The story was a little different for the Center for Employment Opportunities (CEO), another SIF grantee. An earlier MDRC study of CEO’s transitional employment program in New York City for recently released offenders re-entering the community found that, although the program did not yield long-term employment effects, it did reduce recidivism among program participants. Using what it learned from the evaluation, CEO restructured its employment programming to place more emphasis on post-program employment retention services as it expanded to other jurisdictions. MDRC is working with CEO in an initiative to pilot a cognitive behavioral education component with the hope that it will further improve employment outcomes, particularly for younger offenders.
This type of collaborative approach to building reliable evidence also can be applied to improving systems, not just specific programs or interventions. Outside of the SIF or i3 structure, MDRC is working with New Visions for Public Schools, which supports a network of 77 New York City public schools, to promote evidence-based practices while embedding ongoing evaluation and evidence-building into the system of support it offers schools. In a constantly changing operational environment, a support organization or system of schools finds as much benefit from using evidence to build systems for identifying and supporting students at risk as from introducing specific evidence-based interventions. This next generation of research–practice partnerships is employing a mix of advanced analytic techniques—including using predictive analytics, exploiting variation across schools, and conducting quick turnaround experiments—to inform decision making and improve school and student performance.

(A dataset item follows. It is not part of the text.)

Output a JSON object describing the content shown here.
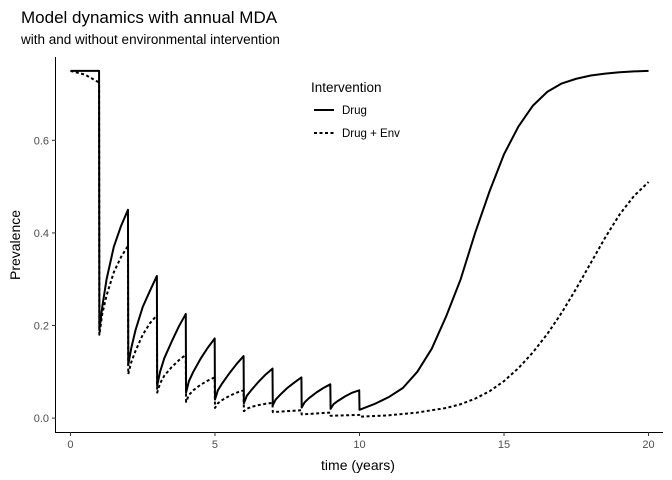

As the evidence movement matures, it is increasingly clear that we need to build on lessons not only from clear successes, but also from interventions that have not worked. Neither program developers nor researchers can tackle this task in isolation. Research–practice partnerships are a strategic way to ensure we learn from what does and does not work as we actively translate evidence into practice. These next generation alliances between social policy programs and evaluators also have the potential to tackle more complex challenges by capitalizing on the availability of the data housed in public systems and the opportunity to embed random assignment and other rigorous methods inside organizations’ continuous improvement cycles, heralding a new age in evidence-based practice.